Oldham seems to contemplate the alchemy of these songs with an amazed gaze, as the image chosen for the cover suggests (based on the reworking of a childhood design by Ferguson), in which the “purple bird” of the title becomes a sort of symbolic figure of Nashville's music: “I wanted to depict myself in a sort of shock, awe and wonder in the face of this huge beast, because It is more or less what I have always tried during the realization of the disc “.
On the skeleton of an arpeggio, the voice of Oldham transforms “Is My Living into Vain?” of the Clark Sisters – also brought to the stage on the recent Italian tour – in a sort of rarefied gospel Appalachianwhere when the questions are in charge (“Is My Living in Vain?/ is my giving in vain?”) The impetus of a certainty replies: “No no, of course not/ it's not all in vain/ bicause up the road is eternal gain”. The challenge is to continue hoping even in the darkness of our times.

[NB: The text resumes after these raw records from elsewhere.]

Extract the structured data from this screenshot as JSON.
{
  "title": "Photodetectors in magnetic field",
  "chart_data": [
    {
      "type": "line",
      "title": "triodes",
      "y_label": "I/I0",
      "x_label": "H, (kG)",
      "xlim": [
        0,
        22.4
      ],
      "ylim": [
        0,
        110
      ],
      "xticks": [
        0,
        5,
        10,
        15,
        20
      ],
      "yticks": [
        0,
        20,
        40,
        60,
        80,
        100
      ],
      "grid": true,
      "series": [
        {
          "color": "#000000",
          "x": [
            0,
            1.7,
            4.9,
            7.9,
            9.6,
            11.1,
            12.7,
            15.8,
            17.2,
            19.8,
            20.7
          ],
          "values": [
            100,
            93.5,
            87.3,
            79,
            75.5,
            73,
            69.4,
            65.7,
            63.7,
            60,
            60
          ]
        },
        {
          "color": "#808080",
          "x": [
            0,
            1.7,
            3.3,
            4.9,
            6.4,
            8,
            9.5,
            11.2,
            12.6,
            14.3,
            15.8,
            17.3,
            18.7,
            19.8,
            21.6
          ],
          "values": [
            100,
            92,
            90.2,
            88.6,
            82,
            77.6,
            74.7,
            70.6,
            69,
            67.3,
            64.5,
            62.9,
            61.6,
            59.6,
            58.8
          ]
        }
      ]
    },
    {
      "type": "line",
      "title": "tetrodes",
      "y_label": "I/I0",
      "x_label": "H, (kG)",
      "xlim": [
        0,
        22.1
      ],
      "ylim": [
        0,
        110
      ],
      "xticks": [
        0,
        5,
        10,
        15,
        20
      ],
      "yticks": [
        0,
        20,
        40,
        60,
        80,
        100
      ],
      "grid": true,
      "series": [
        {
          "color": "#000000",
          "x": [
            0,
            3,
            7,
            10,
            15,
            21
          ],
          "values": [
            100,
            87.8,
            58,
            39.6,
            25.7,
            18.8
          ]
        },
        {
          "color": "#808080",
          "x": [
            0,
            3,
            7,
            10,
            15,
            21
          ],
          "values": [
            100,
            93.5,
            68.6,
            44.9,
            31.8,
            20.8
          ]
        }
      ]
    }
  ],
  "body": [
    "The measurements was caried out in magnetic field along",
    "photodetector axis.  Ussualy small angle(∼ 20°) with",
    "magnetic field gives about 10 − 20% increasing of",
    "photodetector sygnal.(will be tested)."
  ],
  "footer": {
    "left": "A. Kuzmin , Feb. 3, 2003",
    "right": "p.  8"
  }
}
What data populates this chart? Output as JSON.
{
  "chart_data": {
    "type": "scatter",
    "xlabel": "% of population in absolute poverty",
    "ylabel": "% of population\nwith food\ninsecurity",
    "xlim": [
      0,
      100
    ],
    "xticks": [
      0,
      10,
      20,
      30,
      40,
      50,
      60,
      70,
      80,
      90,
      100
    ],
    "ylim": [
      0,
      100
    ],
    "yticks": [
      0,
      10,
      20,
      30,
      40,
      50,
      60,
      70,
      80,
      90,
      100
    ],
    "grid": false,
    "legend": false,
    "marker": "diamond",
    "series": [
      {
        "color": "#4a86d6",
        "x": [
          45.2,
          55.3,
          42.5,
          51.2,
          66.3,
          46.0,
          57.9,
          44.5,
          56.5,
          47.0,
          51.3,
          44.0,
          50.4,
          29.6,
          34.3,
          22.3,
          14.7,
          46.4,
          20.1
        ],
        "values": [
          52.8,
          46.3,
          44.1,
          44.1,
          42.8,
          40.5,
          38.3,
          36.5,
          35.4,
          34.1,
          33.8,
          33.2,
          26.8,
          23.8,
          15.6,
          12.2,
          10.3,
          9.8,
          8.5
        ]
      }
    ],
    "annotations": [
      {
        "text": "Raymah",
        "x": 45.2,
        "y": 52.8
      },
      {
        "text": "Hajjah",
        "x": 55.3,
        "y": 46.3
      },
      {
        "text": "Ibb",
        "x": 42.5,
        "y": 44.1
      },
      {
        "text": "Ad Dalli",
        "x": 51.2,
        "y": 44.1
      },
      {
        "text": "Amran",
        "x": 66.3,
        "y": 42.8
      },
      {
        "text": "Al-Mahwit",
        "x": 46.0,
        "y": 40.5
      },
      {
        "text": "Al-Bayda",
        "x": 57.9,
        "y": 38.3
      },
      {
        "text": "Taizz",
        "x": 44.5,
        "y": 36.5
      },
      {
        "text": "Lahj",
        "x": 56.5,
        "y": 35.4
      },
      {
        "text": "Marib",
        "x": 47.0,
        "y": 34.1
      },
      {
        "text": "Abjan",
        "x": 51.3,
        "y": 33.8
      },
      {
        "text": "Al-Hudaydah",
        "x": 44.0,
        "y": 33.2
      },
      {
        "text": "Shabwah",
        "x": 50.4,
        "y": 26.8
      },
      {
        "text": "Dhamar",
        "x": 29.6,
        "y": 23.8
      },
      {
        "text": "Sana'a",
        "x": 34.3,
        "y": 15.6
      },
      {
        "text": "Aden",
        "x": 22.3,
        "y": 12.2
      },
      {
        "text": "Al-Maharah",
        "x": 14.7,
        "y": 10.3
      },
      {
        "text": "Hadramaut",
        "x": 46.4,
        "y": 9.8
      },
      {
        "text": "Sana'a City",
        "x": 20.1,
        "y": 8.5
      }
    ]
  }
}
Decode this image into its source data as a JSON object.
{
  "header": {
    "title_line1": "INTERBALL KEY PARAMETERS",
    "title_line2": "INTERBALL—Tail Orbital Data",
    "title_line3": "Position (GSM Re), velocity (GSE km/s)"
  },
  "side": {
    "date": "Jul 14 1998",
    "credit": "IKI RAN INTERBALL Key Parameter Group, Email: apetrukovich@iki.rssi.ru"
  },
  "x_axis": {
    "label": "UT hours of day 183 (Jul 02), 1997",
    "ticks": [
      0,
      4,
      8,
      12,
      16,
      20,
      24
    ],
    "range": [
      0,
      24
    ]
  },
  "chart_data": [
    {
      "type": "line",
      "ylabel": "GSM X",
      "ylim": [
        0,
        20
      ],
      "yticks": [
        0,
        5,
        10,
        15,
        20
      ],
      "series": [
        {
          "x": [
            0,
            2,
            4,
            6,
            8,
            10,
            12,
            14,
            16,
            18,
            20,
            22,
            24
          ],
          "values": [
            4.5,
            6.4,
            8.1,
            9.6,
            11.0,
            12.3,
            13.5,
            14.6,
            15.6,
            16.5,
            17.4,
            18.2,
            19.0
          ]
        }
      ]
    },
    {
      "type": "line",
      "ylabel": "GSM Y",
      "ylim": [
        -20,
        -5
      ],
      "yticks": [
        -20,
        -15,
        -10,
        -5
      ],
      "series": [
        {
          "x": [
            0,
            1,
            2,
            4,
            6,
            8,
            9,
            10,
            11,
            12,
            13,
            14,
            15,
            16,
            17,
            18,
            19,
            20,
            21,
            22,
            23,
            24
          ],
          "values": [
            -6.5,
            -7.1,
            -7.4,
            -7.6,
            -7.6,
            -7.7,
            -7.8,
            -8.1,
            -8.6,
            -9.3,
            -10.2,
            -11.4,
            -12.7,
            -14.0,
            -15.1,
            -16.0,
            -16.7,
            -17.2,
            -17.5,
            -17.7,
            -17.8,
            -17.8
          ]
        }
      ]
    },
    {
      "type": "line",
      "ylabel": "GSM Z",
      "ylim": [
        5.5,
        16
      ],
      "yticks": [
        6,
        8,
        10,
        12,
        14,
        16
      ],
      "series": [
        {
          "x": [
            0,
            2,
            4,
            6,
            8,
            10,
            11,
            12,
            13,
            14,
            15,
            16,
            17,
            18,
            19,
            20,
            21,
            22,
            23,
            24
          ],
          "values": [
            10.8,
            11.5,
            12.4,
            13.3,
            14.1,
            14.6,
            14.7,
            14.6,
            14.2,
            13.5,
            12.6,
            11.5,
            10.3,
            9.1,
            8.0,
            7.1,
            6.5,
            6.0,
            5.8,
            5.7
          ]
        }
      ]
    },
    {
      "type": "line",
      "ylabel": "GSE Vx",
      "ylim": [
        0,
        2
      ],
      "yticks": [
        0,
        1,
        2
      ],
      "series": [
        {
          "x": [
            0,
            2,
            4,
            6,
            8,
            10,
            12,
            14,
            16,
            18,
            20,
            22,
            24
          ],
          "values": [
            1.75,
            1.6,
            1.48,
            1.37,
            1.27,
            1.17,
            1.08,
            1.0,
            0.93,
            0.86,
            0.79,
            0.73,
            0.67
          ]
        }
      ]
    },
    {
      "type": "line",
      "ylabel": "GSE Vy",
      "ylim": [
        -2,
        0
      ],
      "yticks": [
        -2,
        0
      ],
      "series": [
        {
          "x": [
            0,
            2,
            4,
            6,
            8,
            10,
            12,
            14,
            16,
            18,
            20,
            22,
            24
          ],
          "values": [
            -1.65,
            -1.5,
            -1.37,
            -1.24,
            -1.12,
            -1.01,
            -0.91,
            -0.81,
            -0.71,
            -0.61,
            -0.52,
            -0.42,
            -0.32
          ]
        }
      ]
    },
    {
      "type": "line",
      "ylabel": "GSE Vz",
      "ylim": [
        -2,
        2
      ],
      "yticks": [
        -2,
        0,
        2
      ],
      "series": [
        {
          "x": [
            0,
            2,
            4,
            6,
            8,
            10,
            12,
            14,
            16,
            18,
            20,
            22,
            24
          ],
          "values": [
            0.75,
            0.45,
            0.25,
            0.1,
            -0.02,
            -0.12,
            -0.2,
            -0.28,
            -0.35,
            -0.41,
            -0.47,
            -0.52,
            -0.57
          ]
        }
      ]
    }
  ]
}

The challenge is to be able to build a house again, as announced the festive step of “Our Home”, a place to really live. It is a choral hymn, a great ending that calls another apostle of the country on stage, Tim O'Brien. Hope is reborn from the simplest things, like the ability to look straight in the eyes: “Look in the Eyes of the People We Meet/ That's How We Make It Our Home”.